Table of Contents | Message Board | Printable Version
Three members of the Compson household inspire sympathy. As such, each can be viewed as a protagonist in one form or another.
Caddy - Caddy's goodness and apparent worth as a heroine, is gleaned from the descriptions of her offered by the other two protagonists, as well as the antagonist. Though she has no monologue of her own, she is the organizing center of The Sound and the Fury. She is the dominating figure in Benjy's monologue, as well as the center of Quentin's recollections. She is like a mother to Benjy, and it is clear from his chapter that he received the maximum affection and care from Caddy.
She hates hypocrisy and the false aristocratic pride of the Compson family. As she grows up her love of independence develops into an attitude of irresponsibility and a defiance of convention. This results in her having an illegitimate child and being deserted by her husband. She is anxious about the happiness of her child and is desperate because she is not allowed to see or meet her. She keeps sending money for her daughter's expenses. Caddy is a victim, first of the dysfunctional Compson household. Quentin speculates that had Caddy had a real mother, the tragedies of her life might never have happened. Then she is a victim of her own confusion and desire to be loved. Third she is a victim of Jason, who steals from her, bullies her, abuses her.
Benjy - Benjy is a pure character; he responds to good and evil on the simplest of all levels. He is incapable of evil, and only seems to want the love of his sister and some order in his world. Some critics claim he is the Christ figure of the novel, and Jason is the devil. Benjy is the victim of a lot of cruelty and negligence. Only Caddy and Dilsey seem to care about him.
Jason is callous and cold hearted, a perfect manifestation of evil. He thinks he is a victim of the world, and is bent on revenge. As a child he is a loner, a troublemaker. As an adult, he is cruel and domineering, bent on controlling everyone's life. He cheats his own family out of money and goes to great lengths to lie. He represents the degradation of values in the South and in the Compson family.
There are several turning points in the life of the Compson family, some of which occur in the past but have far-reaching consequences.

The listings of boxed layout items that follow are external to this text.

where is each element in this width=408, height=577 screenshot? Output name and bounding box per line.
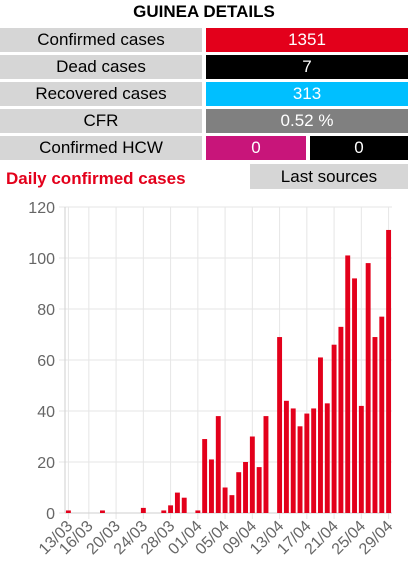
bar-19-04 (318, 357, 323, 513)
bar-06-04 (229, 495, 235, 513)
y-tick-label: 0 (46, 506, 55, 523)
cfr-value: 0.52 % (206, 109, 408, 133)
bar-27-03 (161, 510, 167, 513)
stat-row-hcw: Confirmed HCW 0 0 (0, 136, 408, 160)
y-tick-label: 120 (28, 200, 55, 217)
bar-24-04 (352, 278, 357, 513)
stat-row-confirmed: Confirmed cases 1351 (0, 28, 408, 52)
bar-24-03 (140, 507, 146, 513)
bar-27-04 (372, 337, 378, 513)
bar-17-04 (304, 413, 310, 513)
bar-11-04 (263, 416, 269, 513)
bar-08-04 (243, 462, 248, 513)
bar-03-04 (209, 459, 214, 513)
bar-18-04 (311, 408, 317, 513)
bar-29-03 (174, 492, 180, 513)
daily-cases-title: Daily confirmed cases (6, 169, 186, 188)
bar-26-04 (365, 263, 371, 513)
bar-30-03 (181, 497, 187, 513)
bar-28-03 (168, 505, 174, 513)
y-tick-label: 80 (37, 302, 55, 319)
y-tick-label: 60 (37, 353, 55, 370)
bar-22-04 (338, 326, 344, 513)
hcw-value-b: 0 (310, 136, 408, 160)
stat-label: Confirmed cases (0, 28, 202, 52)
page-title: GUINEA DETAILS (133, 2, 275, 21)
bar-09-04 (249, 436, 255, 513)
bar-20-04 (324, 403, 330, 513)
bar-04-04 (215, 416, 221, 513)
bar-02-04 (202, 439, 208, 513)
bar-07-04 (236, 472, 242, 513)
bar-14-04 (283, 400, 289, 513)
stat-label: Dead cases (0, 55, 202, 79)
last-sources-button[interactable]: Last sources (250, 164, 408, 189)
stat-label: Recovered cases (0, 82, 202, 106)
bar-05-04 (222, 487, 228, 513)
bar-25-04 (358, 405, 364, 513)
stat-label: CFR (0, 109, 202, 133)
stat-row-dead: Dead cases 7 (0, 55, 408, 79)
stat-row-recovered: Recovered cases 313 (0, 82, 408, 106)
y-tick-label: 40 (37, 404, 55, 421)
bar-28-04 (379, 316, 385, 513)
bar-29-04 (386, 229, 392, 513)
bar-16-04 (297, 426, 303, 513)
bar-21-04 (331, 344, 337, 513)
bar-15-04 (290, 408, 296, 513)
bar-10-04 (256, 467, 262, 513)
bar-18-03 (100, 510, 105, 513)
bar-01-04 (195, 510, 201, 513)
daily-cases-chart: 02040608010012013/0316/0320/0324/0328/03… (28, 200, 396, 558)
hcw-value-a: 0 (206, 136, 306, 160)
bar-13-04 (277, 337, 283, 513)
bar-13-03 (65, 510, 71, 513)
stat-label: Confirmed HCW (0, 136, 202, 160)
y-tick-label: 100 (28, 251, 55, 268)
recovered-cases-value: 313 (206, 82, 408, 106)
bar-23-04 (345, 255, 351, 513)
confirmed-cases-value: 1351 (206, 28, 408, 52)
dead-cases-value: 7 (206, 55, 408, 79)
y-tick-label: 20 (37, 455, 55, 472)
stat-row-cfr: CFR 0.52 % (0, 109, 408, 133)
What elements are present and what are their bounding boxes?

One is Caddy's pregnancy and subsequent exile from her family. Another is Quentin's suicide. A third is the arrival of baby Quentin. Each has a significant impact on the plot of the novel. However, the central climax of the novel is by far the most dramatic and fulfilling. It is Miss Quentin's escape from the Compson household and Jason's comeuppance.

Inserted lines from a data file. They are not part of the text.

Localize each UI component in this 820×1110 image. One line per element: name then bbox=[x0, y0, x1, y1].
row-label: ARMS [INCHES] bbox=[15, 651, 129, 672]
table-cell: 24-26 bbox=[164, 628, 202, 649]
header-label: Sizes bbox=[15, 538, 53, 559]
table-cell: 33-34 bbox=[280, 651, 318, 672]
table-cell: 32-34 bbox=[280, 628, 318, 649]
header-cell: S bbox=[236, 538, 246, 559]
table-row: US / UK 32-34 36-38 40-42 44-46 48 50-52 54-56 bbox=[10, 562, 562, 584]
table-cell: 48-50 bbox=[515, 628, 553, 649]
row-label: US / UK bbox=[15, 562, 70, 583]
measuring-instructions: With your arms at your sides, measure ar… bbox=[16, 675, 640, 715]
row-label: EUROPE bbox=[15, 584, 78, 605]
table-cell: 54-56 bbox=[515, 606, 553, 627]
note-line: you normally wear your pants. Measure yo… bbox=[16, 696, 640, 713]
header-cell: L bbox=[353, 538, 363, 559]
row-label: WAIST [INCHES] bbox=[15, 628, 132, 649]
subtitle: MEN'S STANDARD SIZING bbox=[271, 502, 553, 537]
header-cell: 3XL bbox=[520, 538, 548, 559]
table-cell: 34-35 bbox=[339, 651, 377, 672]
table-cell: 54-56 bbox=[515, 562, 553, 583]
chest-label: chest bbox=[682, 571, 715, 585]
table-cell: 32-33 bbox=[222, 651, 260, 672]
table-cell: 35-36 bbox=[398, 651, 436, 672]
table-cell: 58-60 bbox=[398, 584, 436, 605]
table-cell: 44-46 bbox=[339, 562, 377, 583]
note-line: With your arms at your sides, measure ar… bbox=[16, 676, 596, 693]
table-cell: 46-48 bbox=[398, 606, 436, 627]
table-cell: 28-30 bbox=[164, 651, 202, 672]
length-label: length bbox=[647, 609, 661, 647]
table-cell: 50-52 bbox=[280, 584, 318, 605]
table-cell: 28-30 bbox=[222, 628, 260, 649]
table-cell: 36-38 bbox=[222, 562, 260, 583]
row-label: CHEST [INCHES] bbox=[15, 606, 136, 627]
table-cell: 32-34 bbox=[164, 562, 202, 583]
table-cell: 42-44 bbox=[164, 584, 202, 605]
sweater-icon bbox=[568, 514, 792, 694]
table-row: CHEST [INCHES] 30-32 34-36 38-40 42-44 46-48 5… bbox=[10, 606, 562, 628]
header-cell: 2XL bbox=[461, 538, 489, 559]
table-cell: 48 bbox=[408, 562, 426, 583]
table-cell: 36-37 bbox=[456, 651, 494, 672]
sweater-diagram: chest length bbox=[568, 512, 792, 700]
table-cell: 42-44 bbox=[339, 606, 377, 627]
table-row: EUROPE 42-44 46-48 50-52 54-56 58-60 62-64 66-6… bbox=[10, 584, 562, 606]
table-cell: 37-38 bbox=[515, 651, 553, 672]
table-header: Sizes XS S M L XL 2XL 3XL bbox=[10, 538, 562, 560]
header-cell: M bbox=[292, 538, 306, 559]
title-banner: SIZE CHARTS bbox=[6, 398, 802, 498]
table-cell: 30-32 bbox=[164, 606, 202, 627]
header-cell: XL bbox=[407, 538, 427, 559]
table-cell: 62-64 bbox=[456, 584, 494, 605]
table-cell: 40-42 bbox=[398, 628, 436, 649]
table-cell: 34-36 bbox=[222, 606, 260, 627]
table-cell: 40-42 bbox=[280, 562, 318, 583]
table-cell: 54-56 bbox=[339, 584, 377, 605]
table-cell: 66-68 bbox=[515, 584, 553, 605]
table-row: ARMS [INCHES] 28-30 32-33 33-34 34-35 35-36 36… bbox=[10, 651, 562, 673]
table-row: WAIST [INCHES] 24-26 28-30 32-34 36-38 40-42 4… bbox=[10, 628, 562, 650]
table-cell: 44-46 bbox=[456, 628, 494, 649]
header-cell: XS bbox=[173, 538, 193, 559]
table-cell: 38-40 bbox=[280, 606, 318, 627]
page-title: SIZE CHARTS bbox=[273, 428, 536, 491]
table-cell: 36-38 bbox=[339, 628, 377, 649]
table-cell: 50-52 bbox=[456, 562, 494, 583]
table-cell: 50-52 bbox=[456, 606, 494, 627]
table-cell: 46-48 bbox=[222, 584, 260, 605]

The novel is a tragedy in most senses, in that it chronicles the total deterioration of the Compson family, once a greatly respected household. The father is dead, the mother is useless. One child took his life, another was exiled, and a third is castrated and retarded. The fourth is an unredeemable villain. However, Quentin's escape can also be viewed as a kind of resurrection. She escapes from the ashes of the family that once claimed her, and rises out of the disorder of the Compson heritage.